600.000 visitantes al año
En este lugar tan insólito como impresionante, millones de huesos de hace varios siglos rodean a los visitantes. Datan de la época en que los cementerios estaban llenos. La única solución: almacenar los huesos en las antiguas canteras bajo París.
“Se ha renovado todo”, continúa la administradora. “Tenemos 600.000 visitantes al año. El CO₂ generado por la presencia de este público podía suponer un problema para la conservación de los huesos”, detalla.
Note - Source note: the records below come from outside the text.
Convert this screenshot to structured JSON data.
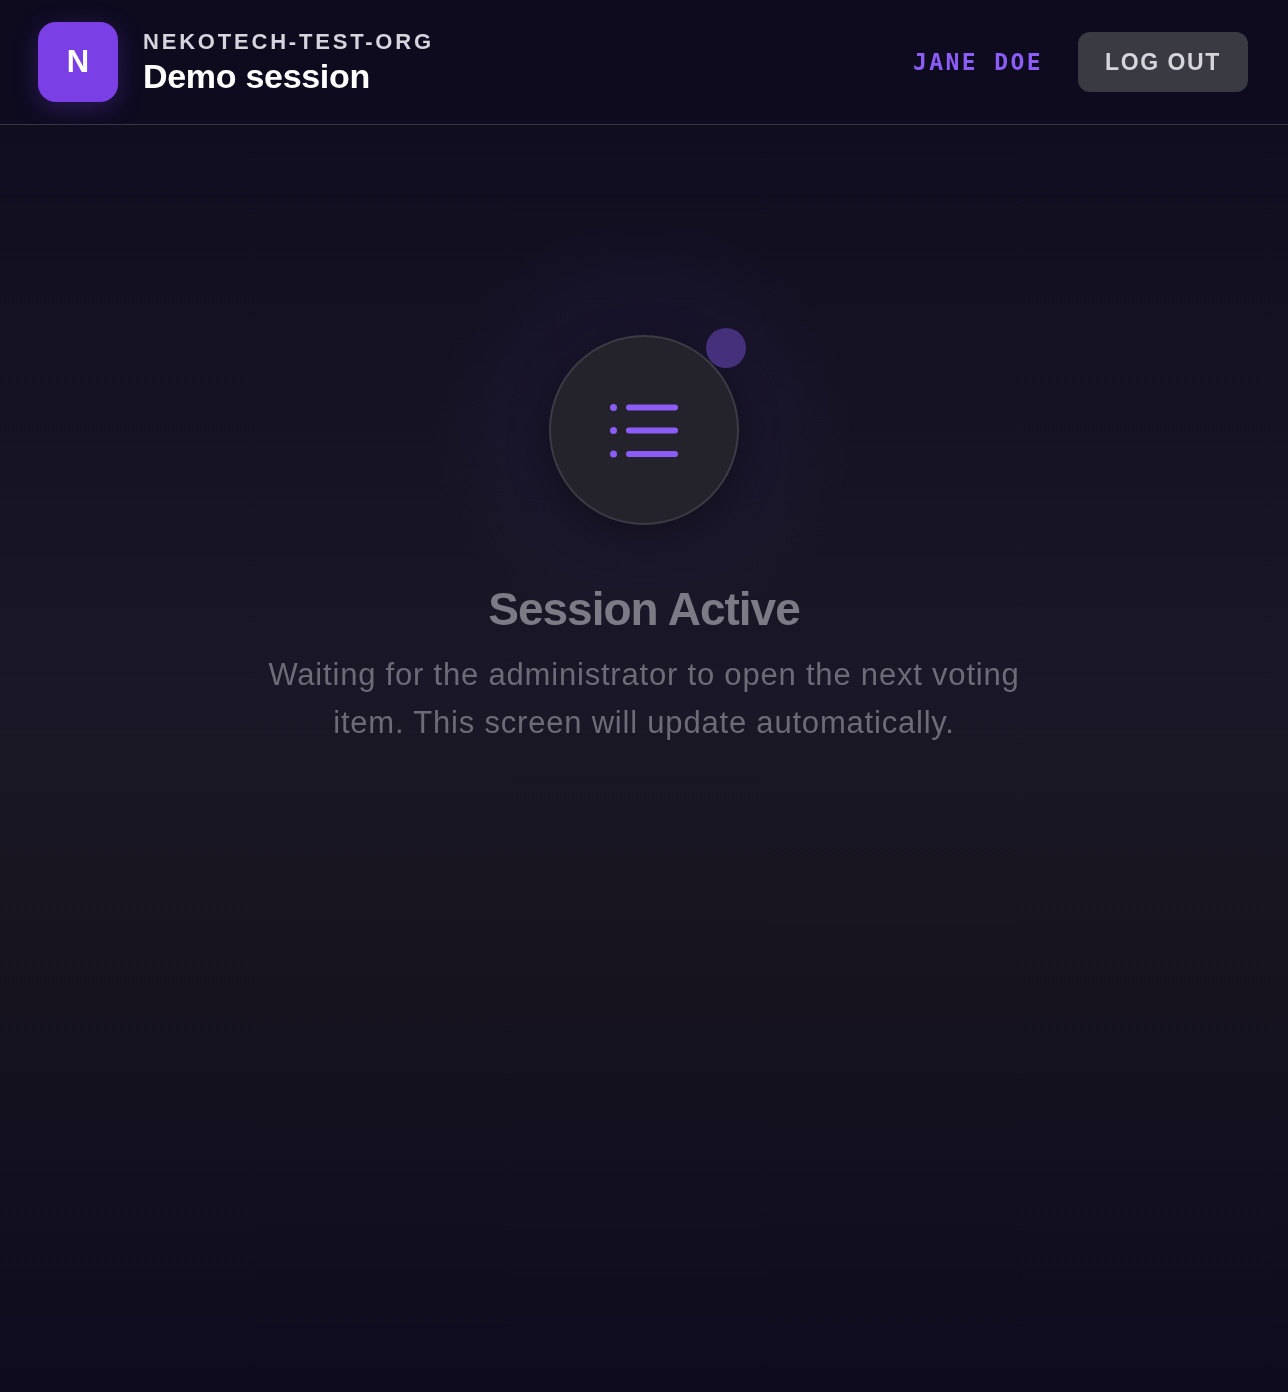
{
  "header": {
    "logo_letter": "N",
    "org": "NEKOTECH-TEST-ORG",
    "session_title": "Demo session",
    "user_name": "JANE DOE",
    "logout_label": "LOG OUT"
  },
  "status": {
    "title": "Session Active",
    "message": "Waiting for the administrator to open the next voting item. This screen will update automatically."
  }
}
Protección contra la humedad, el musgo, nueva iluminación… El cementerio subterráneo más grande del mundo necesitaba un nuevo impulso. En total, se gastaron cinco millones de euros en obras.
De la curiosidad al interés histórico
Los primeros visitantes se apiñan en el túnel. Van de una actividad a otra, con la nueva audioguía en los oídos. Se ha renovado toda la museografía. Para la administradora, lo que atrae a tantos visitantes es que se trata de un lugar que despierta la curiosidad.
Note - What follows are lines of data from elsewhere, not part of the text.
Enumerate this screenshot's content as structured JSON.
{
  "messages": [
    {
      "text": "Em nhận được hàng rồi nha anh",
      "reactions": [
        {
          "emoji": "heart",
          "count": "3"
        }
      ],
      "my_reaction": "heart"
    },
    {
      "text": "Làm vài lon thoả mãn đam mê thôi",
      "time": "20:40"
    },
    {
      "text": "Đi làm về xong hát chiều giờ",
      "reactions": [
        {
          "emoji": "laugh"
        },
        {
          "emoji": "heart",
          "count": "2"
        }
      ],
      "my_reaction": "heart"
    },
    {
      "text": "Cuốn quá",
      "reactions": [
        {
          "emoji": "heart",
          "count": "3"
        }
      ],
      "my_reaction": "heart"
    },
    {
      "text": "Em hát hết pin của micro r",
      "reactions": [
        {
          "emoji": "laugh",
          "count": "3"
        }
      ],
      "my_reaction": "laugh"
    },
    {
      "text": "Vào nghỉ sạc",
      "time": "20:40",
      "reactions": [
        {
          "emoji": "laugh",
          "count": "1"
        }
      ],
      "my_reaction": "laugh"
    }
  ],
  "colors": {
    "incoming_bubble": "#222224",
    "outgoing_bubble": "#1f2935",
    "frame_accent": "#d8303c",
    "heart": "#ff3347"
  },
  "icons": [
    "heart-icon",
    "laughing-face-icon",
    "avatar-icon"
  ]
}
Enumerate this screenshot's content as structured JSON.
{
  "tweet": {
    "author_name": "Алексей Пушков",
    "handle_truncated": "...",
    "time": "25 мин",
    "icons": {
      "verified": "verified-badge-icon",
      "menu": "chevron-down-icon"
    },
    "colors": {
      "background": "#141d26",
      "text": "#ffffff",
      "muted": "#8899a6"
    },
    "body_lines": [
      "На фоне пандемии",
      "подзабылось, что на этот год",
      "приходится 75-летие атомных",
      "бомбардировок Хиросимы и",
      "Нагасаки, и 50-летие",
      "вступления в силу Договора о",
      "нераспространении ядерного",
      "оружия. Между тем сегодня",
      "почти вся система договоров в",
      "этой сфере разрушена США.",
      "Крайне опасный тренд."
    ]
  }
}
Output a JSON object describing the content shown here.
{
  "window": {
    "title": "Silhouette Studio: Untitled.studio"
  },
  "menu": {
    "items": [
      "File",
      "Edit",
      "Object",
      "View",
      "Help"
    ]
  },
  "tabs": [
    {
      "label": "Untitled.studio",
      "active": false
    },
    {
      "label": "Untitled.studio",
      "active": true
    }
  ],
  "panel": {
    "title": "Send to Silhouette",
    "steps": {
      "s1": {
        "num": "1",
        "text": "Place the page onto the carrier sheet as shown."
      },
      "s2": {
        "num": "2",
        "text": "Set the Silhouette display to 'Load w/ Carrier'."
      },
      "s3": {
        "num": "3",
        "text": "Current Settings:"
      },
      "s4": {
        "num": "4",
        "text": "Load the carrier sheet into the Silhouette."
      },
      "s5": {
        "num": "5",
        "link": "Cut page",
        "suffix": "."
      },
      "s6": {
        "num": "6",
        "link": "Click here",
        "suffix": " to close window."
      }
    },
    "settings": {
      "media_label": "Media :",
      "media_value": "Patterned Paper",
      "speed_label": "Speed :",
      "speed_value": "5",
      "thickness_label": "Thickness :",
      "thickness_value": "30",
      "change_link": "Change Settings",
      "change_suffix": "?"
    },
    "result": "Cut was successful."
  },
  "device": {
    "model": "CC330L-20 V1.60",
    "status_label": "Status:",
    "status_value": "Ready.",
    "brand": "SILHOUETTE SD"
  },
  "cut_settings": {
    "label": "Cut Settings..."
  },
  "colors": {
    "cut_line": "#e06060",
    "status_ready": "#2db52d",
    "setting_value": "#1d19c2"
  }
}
“Es uno de los lugares insólitos, entre comillas, del mundo. Y nos corresponde a nosotros pasar de esa curiosidad más o menos macabra para llevar a la gente a comprender todo el interés histórico del lugar”, apunta.
Con esos cráneos y esas cabezas cuidadosamente apilados, las Catacumbas alimentan desde hace tiempo la cultura pop. Es una novedad de la visita: una pantalla muestra obras que hablan del lugar.
Turistas encantados
Las Catacumbas están llenas todo el día. Al salir, los turistas quedan encantados. “Esperen, voy a recuperar el aliento. Las escaleras son empinadas, es bastante intenso ahí abajo… Con todos esos huesos, esas luces, es realmente impresionante. Hicieron que París fuera habitable trasladando todos los cadáveres, pero todo ello sin dejar de mostrar respeto por esas personas que construyeron la ciudad. Nos pareció apasionante”, comenta una turista anglófona.
Otra turista interviene: “Cuando ves la cantidad, el número de huesos, el número de vidas humanas de todos esos parisinos, todas esas vidas que se desarrollaron allí, es muy emotivo y fascinante”, dice.
A largo plazo, el recinto debería acoger conciertos y actuaciones artísticas.